Elsewhere in the album, we see Night Shift mimic motifs in separate tracks in order to change and distort the image the original made. Defying its glitch elements, ‘Woods Scare’ creates a purely organic landscape with it’s use of rich, lush drones, field samples, echos and the surprisingly fitting inclusion of a Gregorian choir and even a short, triumphant tirade of trumpets. ‘Orthodox Transmitter,’ which follows, revisits many of the same styles while installing them with a much more tinned, mechanical twang before continuing full throttle with a techno bassline and a thick wall of drone: now oppressive and scratching as opposed to rich and lush. It’s playful, if just a tad soul destroying, and thankfully ‘Woods Sooth’ interjects to return the album to the more ethereal, organic vibe that ‘Woods Scare’ introduced. This is not to blemish ‘Orthodox Transmitter’ as substandard as it’s a fantastic piece of music, it’s just that as a deliberate move to distort such a beautiful track as ‘Woods Scare’ you can’t help but personally feel oppressed.

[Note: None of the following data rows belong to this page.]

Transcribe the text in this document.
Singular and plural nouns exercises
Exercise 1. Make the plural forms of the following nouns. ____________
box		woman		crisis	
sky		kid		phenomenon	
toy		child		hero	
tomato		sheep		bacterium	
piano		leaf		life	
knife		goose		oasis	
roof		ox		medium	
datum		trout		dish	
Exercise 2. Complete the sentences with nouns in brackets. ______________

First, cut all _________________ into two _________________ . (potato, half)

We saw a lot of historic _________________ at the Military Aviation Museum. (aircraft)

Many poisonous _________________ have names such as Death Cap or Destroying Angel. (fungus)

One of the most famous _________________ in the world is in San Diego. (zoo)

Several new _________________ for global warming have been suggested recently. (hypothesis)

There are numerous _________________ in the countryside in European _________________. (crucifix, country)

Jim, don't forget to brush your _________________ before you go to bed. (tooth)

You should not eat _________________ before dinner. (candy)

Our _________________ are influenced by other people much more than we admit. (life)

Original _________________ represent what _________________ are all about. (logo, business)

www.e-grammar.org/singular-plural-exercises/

Apart from ending with the exact same sample as it begins, the continuity of Trespassers Guide... seems purposefully sketchy. The track titles and adaptation of motifs give a strong hint that a story is being told here, and some parts are obvious. For example, the album begins with travelling, the protagonist (presumably a self-projection from the listener) later falls out of a tree in ‘Trees Beckon, But Hospital Catches’ and they then run away from hospital into the woods where, as both titles and music show, things get a bit freaky. The full tale is certainly quite a bit more complicated and, I assume, based on metaphor rather than straightforward fact, yet told as it is in such an unobtrusive manner it adds yet another nuance for anyone mad enough to get over the music itself.
Because Trespassers Guide to Nowhere is mad, but in that very particular strain that runs parallel to genius. It’s an incredibly experimental and imaginative journey, and one so deep that you risk losing yourself completely after only a single listen. Night Shift have collated influences from the very furthest reaches of today’s musical scope and added a little magic of their own to create something the likes of which you’ve never heard before, and it’s better than anyone could have hoped.